The issue of the closed shop vs. the open shop

3. In order to accomplish their ends, the trade-unions seek to control their employers' business in various ways. They demand, first, that no non-union men shall be employed even at union wages; they demand that the employer shall help them to force his employees into the unions. In this very usual demand for the "closed shop" or "union shop" the public can see very little justice. On this point, nearly always, unions forfeit in a strike the sympathy of the public; yet the unions assert that it is almost absolutely necessary to gain this point in order to carry out their objects. If a union and a non-union man work side by side there are many ways in which the employer may make the union man suffer.
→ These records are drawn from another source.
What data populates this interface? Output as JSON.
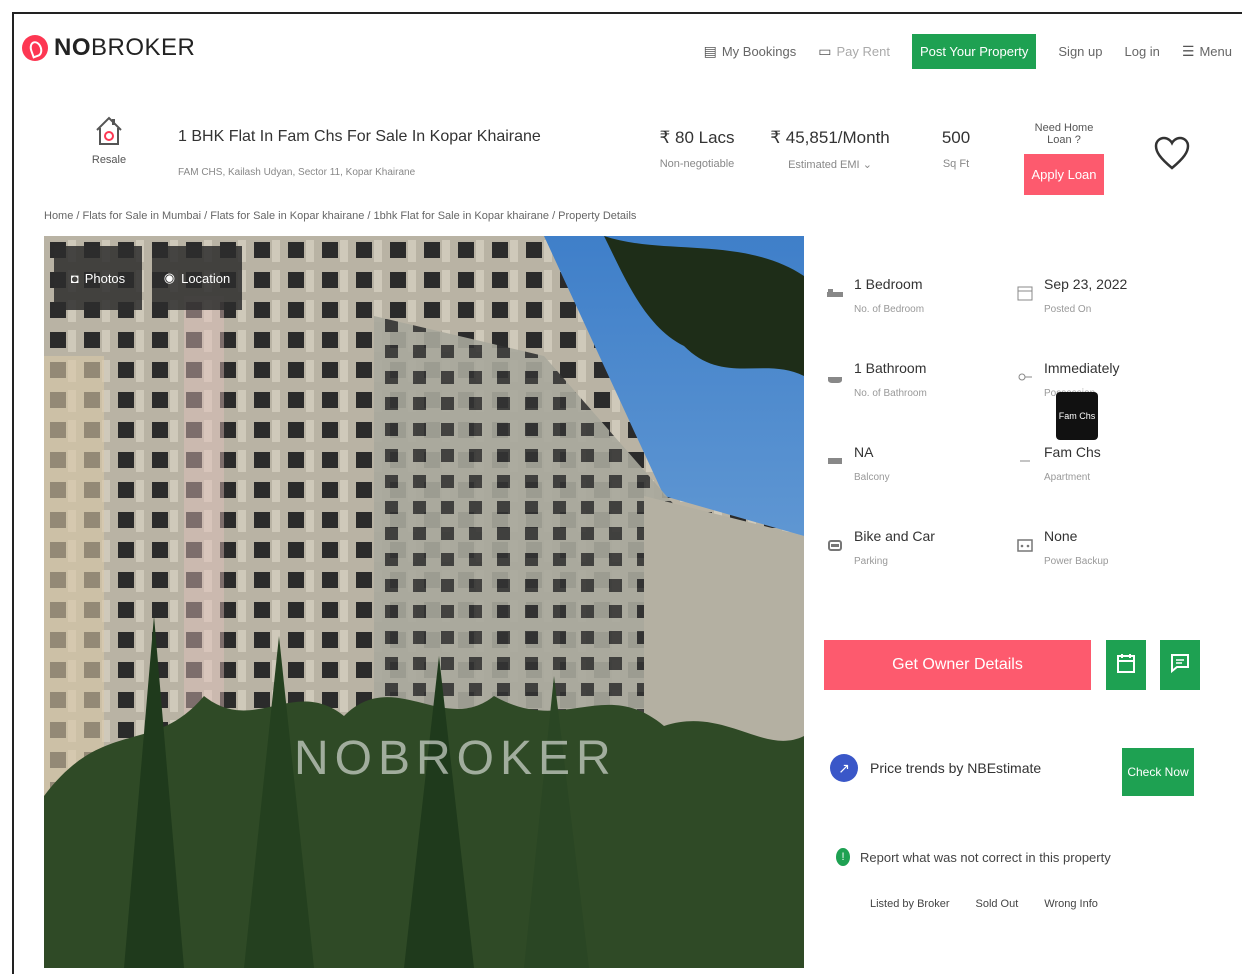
{
  "header": {
    "logo": {
      "bold": "NO",
      "rest": "BROKER"
    },
    "nav": {
      "bookings": "My Bookings",
      "pay_rent": "Pay Rent",
      "post_property": "Post Your Property",
      "sign_up": "Sign up",
      "log_in": "Log in",
      "menu": "Menu"
    }
  },
  "listing": {
    "type_label": "Resale",
    "title": "1 BHK Flat In Fam Chs For Sale In Kopar Khairane",
    "address": "FAM CHS, Kailash Udyan, Sector 11, Kopar Khairane",
    "price": "₹ 80 Lacs",
    "price_label": "Non-negotiable",
    "emi": "₹ 45,851/Month",
    "emi_label": "Estimated EMI",
    "area": "500",
    "area_label": "Sq Ft",
    "loan_question": "Need Home Loan ?",
    "loan_button": "Apply Loan"
  },
  "breadcrumb": "Home / Flats for Sale in Mumbai / Flats for Sale in Kopar khairane / 1bhk Flat for Sale in Kopar khairane / Property Details",
  "photo": {
    "photos_button": "Photos",
    "location_button": "Location",
    "watermark": "NOBROKER"
  },
  "details": [
    {
      "value": "1 Bedroom",
      "label": "No. of Bedroom",
      "icon": "bed-icon"
    },
    {
      "value": "Sep 23, 2022",
      "label": "Posted On",
      "icon": "calendar-icon"
    },
    {
      "value": "1 Bathroom",
      "label": "No. of Bathroom",
      "icon": "bath-icon"
    },
    {
      "value": "Immediately",
      "label": "Possession",
      "icon": "key-icon"
    },
    {
      "value": "NA",
      "label": "Balcony",
      "icon": "balcony-icon"
    },
    {
      "value": "Fam Chs",
      "label": "Apartment",
      "icon": "building-icon"
    },
    {
      "value": "Bike and Car",
      "label": "Parking",
      "icon": "car-icon"
    },
    {
      "value": "None",
      "label": "Power Backup",
      "icon": "battery-icon"
    }
  ],
  "tooltip": "Fam Chs",
  "actions": {
    "owner_button": "Get Owner Details",
    "price_trends": "Price trends by NBEstimate",
    "check_now": "Check Now",
    "report_text": "Report what was not correct in this property",
    "report_links": [
      "Listed by Broker",
      "Sold Out",
      "Wrong Info"
    ]
  },
  "colors": {
    "brand": "#fd3752",
    "green": "#1ea152",
    "pink_button": "#fd5a6e",
    "trend_icon": "#3a57c8"
  }
}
If business slackens, it is likely to be the union man that is discharged; if any preference is given, it is to the non-union man. Certainly all will agree that if the unions are to get the strength to enforce all their demands it is essential that they make good this claim which leaves the employer almost helpless. Yet it certainly is not essential to the accomplishing of valuable services for the members of the union. The educational and mutual-benefit features are attained without this means; and much experience shows that, if their cause is strong, the organized men can carry with them a large proportion of the workers and the sympathy of the public in a contest for higher wages. It never has seemed to any considerable portion of the public any more desirable that organized labor through its officers should be able to dictate to employees, than that employers should crush the workmen. It is by just this assumption that union advocates beg the question of the "union shop."